À son meilleur, cela nous donne une diversion divertissante dans Steamland, une fantaisie steampunk présidée par l’industriel bizarre de Richard Ayoade Alva, s’ajoutant à une distribution déjà riche en talents britanniques et irlandais. Sharon Horgan et Noel Fielding sont excellents dans leurs rôles de mère perverse de Bean et de bourreau impassible Stan respectivement; Matt Berry moins que Merkimer, un prince piégé dans le corps d’un cochon, et dont le pompeux Brian Blessed schtick est aussi fatigué que le nerd nasal d’Ayoade. Ce n’est pas pour les créateurs de Désenchantement de savoir, vous présumez, qu’un personnage majeur de leur série a la même voix que Money Calm Bull de MoneySupermarket.

Désenchantement saison 3

Au pire, de vastes périodes de temps sont gaspillées sur des événements totalement insignifiants, comme Elfo tombant amoureux d’un bateau. Si vous parvenez à sympathiser avec celui-là, vous êtes probablement amoureux d’un bateau.

Dans cet épisode, Bean a une conversation avec Mora, une sirène qui a nagé à Steamland en rêvant d’une carrière dans le cinéma, mais a fini par faire du travail de voix off de dessin animé. Bean remarque: «J’ai vu un de vos dessins animés hier. Avez-vous juste inventé les choses au fur et à mesure? Parce que c’est ce que j’ai ressenti. Si cela se veut une blague sur l’épisode lui-même, cela joue comme une blague contre le public pour avoir perdu son temps à le regarder.

Désenchantement saison 3

Contrairement à ses intrigues, les problèmes la série deviennent plus clairs au fur et à mesure que la série progresse. Il veut être une épopée fantastique axée sur l’intrigue, mais il habite un monde dans lequel tout est possible et, par conséquent, rien n’a de conséquence.

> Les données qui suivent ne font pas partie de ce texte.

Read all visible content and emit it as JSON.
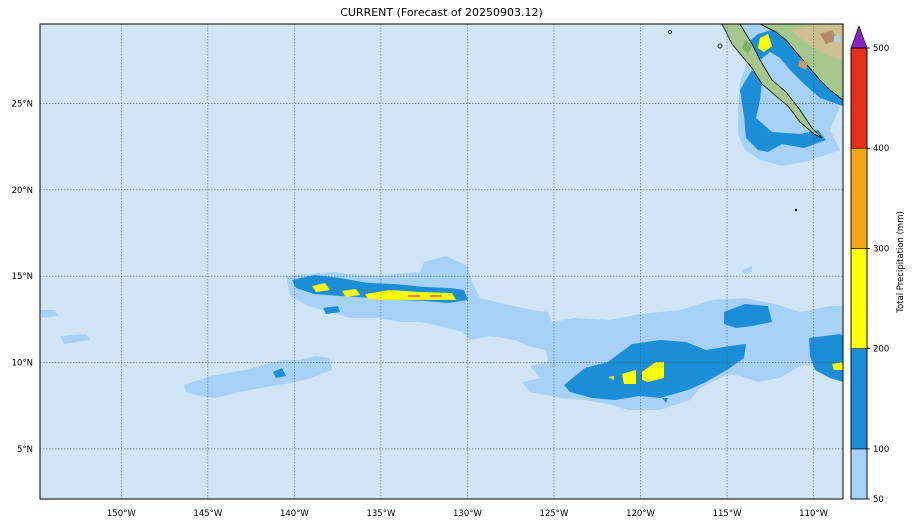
{
  "title": "CURRENT (Forecast of 20250903.12)",
  "map": {
    "projection": "cylindrical",
    "lon_range": [
      -154.7,
      -108.3
    ],
    "lat_range": [
      2.1,
      29.6
    ],
    "ocean_color": "#d0e6f6",
    "gridlines": "dotted",
    "lon_ticks": [
      {
        "value": -150,
        "label": "150°W"
      },
      {
        "value": -145,
        "label": "145°W"
      },
      {
        "value": -140,
        "label": "140°W"
      },
      {
        "value": -135,
        "label": "135°W"
      },
      {
        "value": -130,
        "label": "130°W"
      },
      {
        "value": -125,
        "label": "125°W"
      },
      {
        "value": -120,
        "label": "120°W"
      },
      {
        "value": -115,
        "label": "115°W"
      },
      {
        "value": -110,
        "label": "110°W"
      }
    ],
    "lat_ticks": [
      {
        "value": 25,
        "label": "25°N"
      },
      {
        "value": 20,
        "label": "20°N"
      },
      {
        "value": 15,
        "label": "15°N"
      },
      {
        "value": 10,
        "label": "10°N"
      },
      {
        "value": 5,
        "label": "5°N"
      }
    ],
    "features": [
      {
        "name": "Baja California / Mexico",
        "type": "land",
        "color": "#a5c98d"
      },
      {
        "name": "Hawaiian-to-eastern Pacific rain band",
        "type": "precipitation",
        "color": "#1a8fd8"
      }
    ]
  },
  "colorbar": {
    "label": "Total Precipitation (mm)",
    "extend": "max",
    "extend_color": "#8a1fc4",
    "ticks": [
      50,
      100,
      200,
      300,
      400,
      500
    ],
    "levels": [
      {
        "from": 50,
        "to": 100,
        "color": "#a8d1f7"
      },
      {
        "from": 100,
        "to": 200,
        "color": "#1a8fd8"
      },
      {
        "from": 200,
        "to": 300,
        "color": "#ffff00"
      },
      {
        "from": 300,
        "to": 400,
        "color": "#f5a519"
      },
      {
        "from": 400,
        "to": 500,
        "color": "#e53018"
      }
    ]
  }
}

Ceci est compensé par des blagues récurrentes et des gags à vue qui peuvent être amusants (la «  bière aromatisée moi  », vendue par un vieil homme mouillé dans un tonneau) ou tout simplement paresseux, impliquant généralement quelqu’un qui se fait tirer dessus par une flèche ou qui est catapulté dans le distance. Il veut aussi être énervé, avec sa consommation de drogue, sa boisson, ses combats et sa baise, mais ne va jamais tout à fait la distance avec quoi que ce soit. Et il se veut moderne, avec ses divers personnages humains et partenaires de même sexe et sa princesse atypique et alcoolique. Mais dans la même main, il se moque également des dents et de l’image corporelle de Bean, et a une intrigue majeure sur le fait que le roi Zøg devienne «fou» et «fou»,mais souffrant apparemment de démence.

Vous saurez maintenant si vous aimez le désenchantement , et si c’est le cas, voici cinq heures de plaisir pour vous. Le problème est que la saison trois ne peut espérer que retenir l’intérêt de ce groupe. Les téléspectateurs occasionnels trouveront cela plus frustrant que drôle.

La saison 3 de «  Désenchantement  » est sur Netflix à partir du 15 janvier

Spoilers de la saison 4 de ‘Carmen Sandiego’ sur Netflix : Quels secrets du passé Carmen découvrira-t-elle lors de la dernière saison de la série?

Carmen pourra-t-elle enfin percer les secrets de son passé ou VILE parviendra-t-elle à les enterrer pour de bon?


                            Spoilers de la saison 4 de 'Carmen Sandiego': Quels secrets du passé Carmen découvrira-t-elle lors de la dernière saison de la série?

Bien qu’elle soit assez intelligente pour garder une longueur d’avance sur les complots maléfiques de VILE encore et encore, et encore et encore, découvrir le mystère constant de ce qu’ils planifient n’est rien comparé au mystère de qui est Carmen Sandiego (Gina Rodriguez), et où elle est venu de. Trouvée comme une enfant orpheline et élevée pour être une voleuse, elle s’est depuis retournée contre ceux qui l’ont élevée pour qu’ils agissent comme une force pour le bien. Alors que la série atteint sa dernière saison, les origines secrètes de Carmen Sandiego sont la seule chose que l’anti-voleur international a laissé à trouver.

La saison dernière, nous avons vu à quel point il était difficile pour Carmen de se concentrer sur la recherche d’indices sur son passé lorsque VILE était occupé à élaborer un plan après l’autre. En cette saison, il sera plus difficile que jamais de garder un œil sur les projets de VILE, car ils proposent une nouvelle armée de voleurs technologiques conçus pour être les agents parfaits. En plus de cela, elle va devoir fonctionner sans un membre essentiel de son équipe – le joueur (Finn Wolfhard), qui doit enfin abandonner son ordinateur pour aller à l’école.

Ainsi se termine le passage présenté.